Voting Rights Fight Heads To Senate With Committee Debate

- in Politics

(CNN)Senate Democrats are moving ahead this week with a sweeping proposal to rewrite US election laws — a longshot bid meant to counteract the voter restrictions Republicans have passed at the state level.

The For the People Act, a version of which has already passed the Democrat-controlled House and is set for debate in the Senate Rules Committee on Tuesday, faces steep odds in the Senate. The legislation rewrites federal campaign finance laws, set out new ethics requirements for the President and Supreme Court justices and makes broad changes in election administration, from registration to early voting. It has garnered no GOP support, ensuring it won’t overcome the 60-vote threshold needed to overcome a filibuster fight. And it has been met with hesitation by some Democrats, including West Virginia Sen. Joe Machin, who have shown little appetite to gut the filibuster and propel the bill forward.

But the pressure has grown on Democrats to take action as Republicans in battleground states, including Georgia, Florida and Arizona, passed new voting restrictions into law this year, with dozens of other states considering some type limitations on voting. Tuesday’s Senate committee hearing offers Democrats an opportunity to rail against the recent flood of voting restrictions, while providing an opening for more liberal members to make the case for eliminating the filibuster.

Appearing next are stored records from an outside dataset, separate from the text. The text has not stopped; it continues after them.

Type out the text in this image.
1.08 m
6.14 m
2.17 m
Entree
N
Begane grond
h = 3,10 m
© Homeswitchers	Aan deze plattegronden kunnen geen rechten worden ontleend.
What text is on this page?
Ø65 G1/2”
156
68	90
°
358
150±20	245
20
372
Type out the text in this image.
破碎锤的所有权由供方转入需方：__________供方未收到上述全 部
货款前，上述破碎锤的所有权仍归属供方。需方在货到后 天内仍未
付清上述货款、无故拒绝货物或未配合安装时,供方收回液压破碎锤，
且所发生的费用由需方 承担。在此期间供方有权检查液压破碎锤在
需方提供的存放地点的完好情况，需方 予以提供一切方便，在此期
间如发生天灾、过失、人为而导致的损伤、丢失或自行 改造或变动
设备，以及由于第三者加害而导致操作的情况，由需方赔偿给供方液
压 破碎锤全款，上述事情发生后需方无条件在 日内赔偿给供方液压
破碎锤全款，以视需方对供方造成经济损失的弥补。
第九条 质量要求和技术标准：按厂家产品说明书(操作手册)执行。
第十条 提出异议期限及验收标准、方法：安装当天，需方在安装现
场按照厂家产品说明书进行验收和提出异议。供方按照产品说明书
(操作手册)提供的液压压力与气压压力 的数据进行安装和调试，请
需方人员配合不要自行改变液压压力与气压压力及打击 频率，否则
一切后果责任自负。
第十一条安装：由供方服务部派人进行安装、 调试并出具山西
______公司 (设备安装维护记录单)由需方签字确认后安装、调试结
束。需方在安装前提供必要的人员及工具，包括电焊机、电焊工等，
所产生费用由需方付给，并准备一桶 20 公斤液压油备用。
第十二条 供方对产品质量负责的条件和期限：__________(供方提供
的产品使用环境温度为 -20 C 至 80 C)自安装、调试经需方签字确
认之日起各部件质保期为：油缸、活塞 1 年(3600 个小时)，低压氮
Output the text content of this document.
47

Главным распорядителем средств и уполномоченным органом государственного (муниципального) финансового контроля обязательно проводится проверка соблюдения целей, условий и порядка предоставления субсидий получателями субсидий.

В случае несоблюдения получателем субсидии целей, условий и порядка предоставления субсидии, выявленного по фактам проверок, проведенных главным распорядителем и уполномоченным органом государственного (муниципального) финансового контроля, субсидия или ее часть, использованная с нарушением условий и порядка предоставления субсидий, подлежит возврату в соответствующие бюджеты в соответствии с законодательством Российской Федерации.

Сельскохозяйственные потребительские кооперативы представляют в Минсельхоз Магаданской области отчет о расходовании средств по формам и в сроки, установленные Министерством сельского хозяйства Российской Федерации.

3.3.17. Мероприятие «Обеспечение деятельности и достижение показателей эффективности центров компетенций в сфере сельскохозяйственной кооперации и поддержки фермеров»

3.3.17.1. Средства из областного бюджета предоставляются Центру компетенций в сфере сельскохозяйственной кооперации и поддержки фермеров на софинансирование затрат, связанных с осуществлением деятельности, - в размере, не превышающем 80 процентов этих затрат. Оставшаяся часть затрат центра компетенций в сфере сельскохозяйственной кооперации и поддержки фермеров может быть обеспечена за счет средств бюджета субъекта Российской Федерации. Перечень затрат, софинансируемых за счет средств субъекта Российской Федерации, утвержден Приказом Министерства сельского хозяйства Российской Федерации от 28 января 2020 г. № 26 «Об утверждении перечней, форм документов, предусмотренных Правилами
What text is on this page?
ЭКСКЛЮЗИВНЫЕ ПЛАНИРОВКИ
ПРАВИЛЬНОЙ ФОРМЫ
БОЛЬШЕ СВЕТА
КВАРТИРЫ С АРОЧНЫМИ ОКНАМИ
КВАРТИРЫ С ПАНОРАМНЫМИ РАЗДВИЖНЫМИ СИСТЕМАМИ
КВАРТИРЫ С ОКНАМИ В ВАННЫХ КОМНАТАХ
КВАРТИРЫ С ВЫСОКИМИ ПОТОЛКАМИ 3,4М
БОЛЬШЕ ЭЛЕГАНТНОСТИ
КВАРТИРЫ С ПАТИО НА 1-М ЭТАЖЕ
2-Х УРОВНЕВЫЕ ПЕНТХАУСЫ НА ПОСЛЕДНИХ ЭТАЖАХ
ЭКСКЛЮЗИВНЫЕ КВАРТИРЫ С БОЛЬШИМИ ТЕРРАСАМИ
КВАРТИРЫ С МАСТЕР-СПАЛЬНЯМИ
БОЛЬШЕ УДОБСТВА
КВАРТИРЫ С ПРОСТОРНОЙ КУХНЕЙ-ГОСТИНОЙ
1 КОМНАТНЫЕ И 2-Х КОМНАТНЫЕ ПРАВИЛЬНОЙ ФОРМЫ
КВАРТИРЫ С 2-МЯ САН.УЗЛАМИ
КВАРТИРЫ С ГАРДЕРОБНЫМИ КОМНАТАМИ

    “I think that the national government must play a role in making sure that elections are unfettered,” House Majority Whip Jim Clyburn told CNN’s Jake Tapper on Sunday. “I hold out hope that nobody is going to allow the filibuster to take away voting rights or any other constitutional right. The vote filibuster is all about extending debate. It is not about denying civil and basic constitutional rights.”

      Both Clyburn and Manchin have suggested they are open to a compromise on voting rights legislation, though there appears to be little movement among Republicans.

        Conservatives see defeating the bill as a top priority both to ensure the filibuster remains intact and to block what they see as federal overreach into state elections. Senate Minority Leader Mitch McConnell has been particularly critical of the bill, calling it “a stunning one-party takeover of voting laws and elections in our country.”

        A spokesman for McConnell said the Kentucky Republican plans to be an active participant in Tuesday’s hearing. Both sides are preparing for a long-slog debate, with a slew of amendments from Republicans.

          Outside money fuels voting fight

          The upcoming Senate fight has ratcheted up the rhetoric around voting rights — with Democrats likening new restrictions to “Jim Crow 2.0” — and energized outside groups on both sides of the aisle.

          On the right, Americans for Prosperity, a group tied to Kansas billionaire Charles Koch, is spending about $500,000 on its “Don’t Bust the Filibuster” initiative — which includes radio and digital ads targeting several Democratic senators. They include Manchin of West Virginia and Kyrsten Sinema of Arizona, who have been cool to overturning Senate rules.

          Another group, the Election Transparency Initiative, is running its own digital campaign urging key Democratic senators to “stand strong” on the filibuster. The conservative organization, run by former Trump administration official Ken Cuccinelli, launched this year to focus on promoting new election laws at the state level and combating the For the People Act proposals in Congress.